Frankowski was born on September 14, 1919, in Chicago, Illinois, United States. He attended Hammond High School in Hammond, Indiana, where he was a star wrestler and football player. On the mat, Hammond was undefeated for three straight years, winning every match by pin within five minutes. On the gridiron he demonstrated superior skill as a lineman, helping lead the Hammond Wildcats to the Indiana state football championship during his 1937–38 senior year.

In the spring of 1938, Frankowski announced that he would be traveling west, entering the University of Washington, being joined in the journey to the Puget Sound by Hammond High teammate Herky Bereolos. Perhaps smoothing the transition was a promise of summertime employment on an Alaskan fishing trawler made to the two young Hoosier guards by a Husky alumnus and booster. The pair arrived in Seattle in mid-June, where they met with Washington head coach Jimmy Phelan — formerly the head coach at Purdue University and thus already well-familiar with the abilities of the Indiana high school champion linemen.

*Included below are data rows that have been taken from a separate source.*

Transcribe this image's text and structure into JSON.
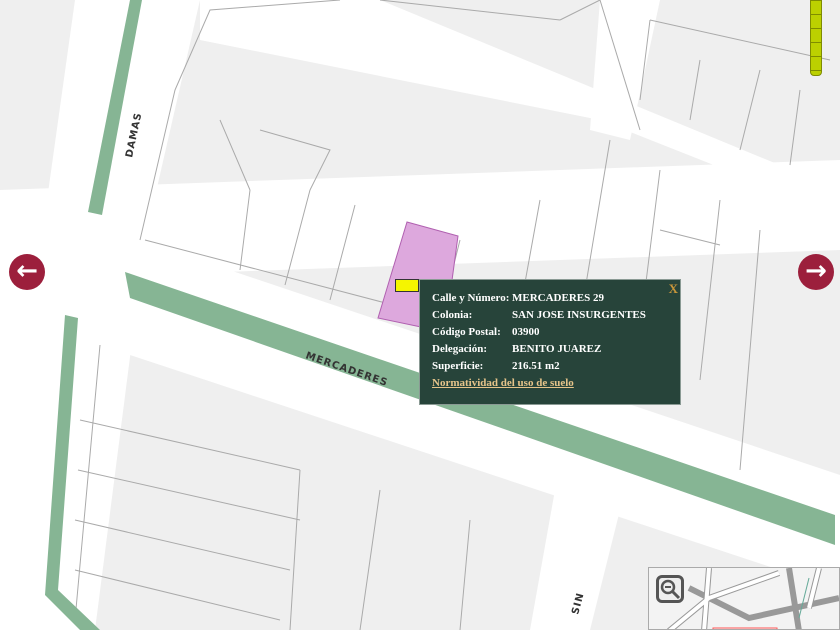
{
  "map": {
    "street_labels": [
      "DAMAS",
      "MERCADERES",
      "SIN"
    ],
    "colors": {
      "background": "#efefef",
      "street": "#ffffff",
      "median": "#86b594",
      "parcel": "#dda8dd",
      "popup": "#27443a",
      "arrow": "#9c1f3c"
    }
  },
  "nav": {
    "left_icon": "arrow-left-icon",
    "right_icon": "arrow-right-icon",
    "left_glyph": "←",
    "right_glyph": "→"
  },
  "popup": {
    "close_label": "X",
    "rows": [
      {
        "key": "Calle y Número:",
        "value": "MERCADERES 29"
      },
      {
        "key": "Colonia:",
        "value": "SAN JOSE INSURGENTES"
      },
      {
        "key": "Código Postal:",
        "value": "03900"
      },
      {
        "key": "Delegación:",
        "value": "BENITO JUAREZ"
      },
      {
        "key": "Superficie:",
        "value": "216.51 m2"
      }
    ],
    "link": "Normatividad del uso de suelo"
  }
}
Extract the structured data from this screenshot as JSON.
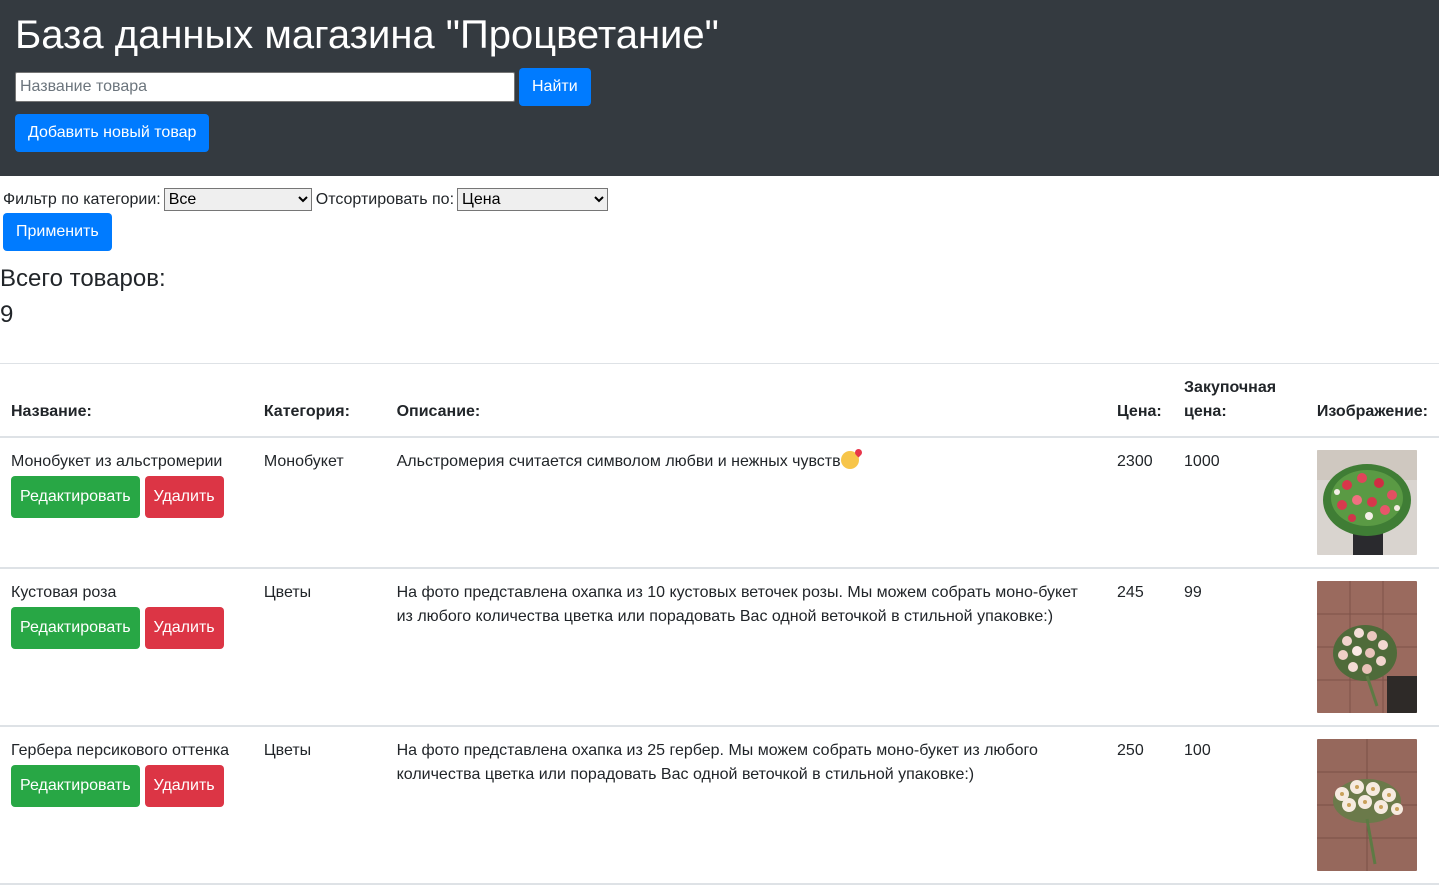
{
  "header": {
    "title": "База данных магазина \"Процветание\"",
    "search_placeholder": "Название товара",
    "search_value": "",
    "find_label": "Найти",
    "add_label": "Добавить новый товар"
  },
  "filters": {
    "category_label": "Фильтр по категории:",
    "category_selected": "Все",
    "sort_label": "Отсортировать по:",
    "sort_selected": "Цена",
    "apply_label": "Применить"
  },
  "summary": {
    "total_label": "Всего товаров:",
    "total_value": "9"
  },
  "table": {
    "headers": {
      "name": "Название:",
      "category": "Категория:",
      "description": "Описание:",
      "price": "Цена:",
      "purchase_price": "Закупочная цена:",
      "image": "Изображение:"
    },
    "edit_label": "Редактировать",
    "delete_label": "Удалить",
    "rows": [
      {
        "name": "Монобукет из альстромерии",
        "category": "Монобукет",
        "description": "Альстромерия считается символом любви и нежных чувств",
        "price": "2300",
        "purchase_price": "1000",
        "image_icon": "alstroemeria-bouquet-photo"
      },
      {
        "name": "Кустовая роза",
        "category": "Цветы",
        "description": "На фото представлена охапка из 10 кустовых веточек розы. Мы можем собрать моно-букет из любого количества цветка или порадовать Вас одной веточкой в стильной упаковке:)",
        "price": "245",
        "purchase_price": "99",
        "image_icon": "spray-rose-photo"
      },
      {
        "name": "Гербера персикового оттенка",
        "category": "Цветы",
        "description": "На фото представлена охапка из 25 гербер. Мы можем собрать моно-букет из любого количества цветка или порадовать Вас одной веточкой в стильной упаковке:)",
        "price": "250",
        "purchase_price": "100",
        "image_icon": "gerbera-photo"
      }
    ]
  }
}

Frankowski as a member of the Los Angeles Dons in 1946.

While at Washington Frankowski was again successful with his athletic pursuits, being twice named a member of the All-America team and winning a place on the school's fencing and wrestling teams.

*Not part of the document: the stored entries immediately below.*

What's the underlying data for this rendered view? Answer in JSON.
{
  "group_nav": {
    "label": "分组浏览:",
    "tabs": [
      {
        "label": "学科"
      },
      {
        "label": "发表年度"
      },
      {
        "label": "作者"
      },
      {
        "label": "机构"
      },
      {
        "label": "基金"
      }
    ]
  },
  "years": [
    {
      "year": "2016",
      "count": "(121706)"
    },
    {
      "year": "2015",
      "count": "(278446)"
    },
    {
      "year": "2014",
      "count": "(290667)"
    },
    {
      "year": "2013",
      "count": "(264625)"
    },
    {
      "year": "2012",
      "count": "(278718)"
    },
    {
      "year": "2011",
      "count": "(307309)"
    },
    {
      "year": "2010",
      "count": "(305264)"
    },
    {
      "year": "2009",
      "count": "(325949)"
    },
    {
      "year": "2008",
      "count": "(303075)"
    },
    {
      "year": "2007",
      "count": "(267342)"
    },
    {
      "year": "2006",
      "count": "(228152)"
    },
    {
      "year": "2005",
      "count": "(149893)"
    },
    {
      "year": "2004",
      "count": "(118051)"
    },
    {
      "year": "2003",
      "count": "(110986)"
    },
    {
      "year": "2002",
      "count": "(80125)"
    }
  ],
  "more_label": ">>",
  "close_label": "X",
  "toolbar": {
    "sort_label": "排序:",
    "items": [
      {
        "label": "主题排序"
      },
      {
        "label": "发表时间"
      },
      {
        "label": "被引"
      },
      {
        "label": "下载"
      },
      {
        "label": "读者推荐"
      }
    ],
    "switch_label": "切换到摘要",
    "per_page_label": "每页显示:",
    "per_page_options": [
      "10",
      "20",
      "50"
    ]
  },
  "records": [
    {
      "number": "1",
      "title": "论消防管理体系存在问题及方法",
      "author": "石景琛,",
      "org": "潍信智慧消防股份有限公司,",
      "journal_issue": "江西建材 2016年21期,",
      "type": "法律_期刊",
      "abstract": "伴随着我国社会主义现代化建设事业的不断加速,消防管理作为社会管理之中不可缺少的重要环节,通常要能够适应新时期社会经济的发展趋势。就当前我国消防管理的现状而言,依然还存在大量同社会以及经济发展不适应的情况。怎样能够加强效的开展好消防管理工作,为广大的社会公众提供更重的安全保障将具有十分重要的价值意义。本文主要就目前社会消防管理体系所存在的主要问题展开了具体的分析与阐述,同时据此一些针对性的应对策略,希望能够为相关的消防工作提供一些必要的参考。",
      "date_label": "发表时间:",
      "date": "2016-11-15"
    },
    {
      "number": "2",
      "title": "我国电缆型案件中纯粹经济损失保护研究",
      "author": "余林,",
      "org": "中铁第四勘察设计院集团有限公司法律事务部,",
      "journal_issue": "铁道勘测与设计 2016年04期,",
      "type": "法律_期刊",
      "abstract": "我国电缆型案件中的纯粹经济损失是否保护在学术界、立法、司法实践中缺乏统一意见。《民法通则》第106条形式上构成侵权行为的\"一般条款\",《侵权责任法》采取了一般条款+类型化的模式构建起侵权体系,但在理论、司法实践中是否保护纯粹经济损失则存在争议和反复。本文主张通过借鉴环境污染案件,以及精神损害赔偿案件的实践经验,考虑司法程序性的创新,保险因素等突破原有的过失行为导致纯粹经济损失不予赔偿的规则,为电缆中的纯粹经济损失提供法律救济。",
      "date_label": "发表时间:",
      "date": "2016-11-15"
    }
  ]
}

Frankowski (top center) on the program for a November 2, 1947 game with the rival San Francisco 49ers.

==Professional football career==

Frankowski was selected by the Green Bay Packers in the third round of the 1942 NFL draft, who used the 24th pick of the draft, and played that season with the team. Following his time with the Packers, he would play three seasons with the Los Angeles Dons of the All-America Football Conference.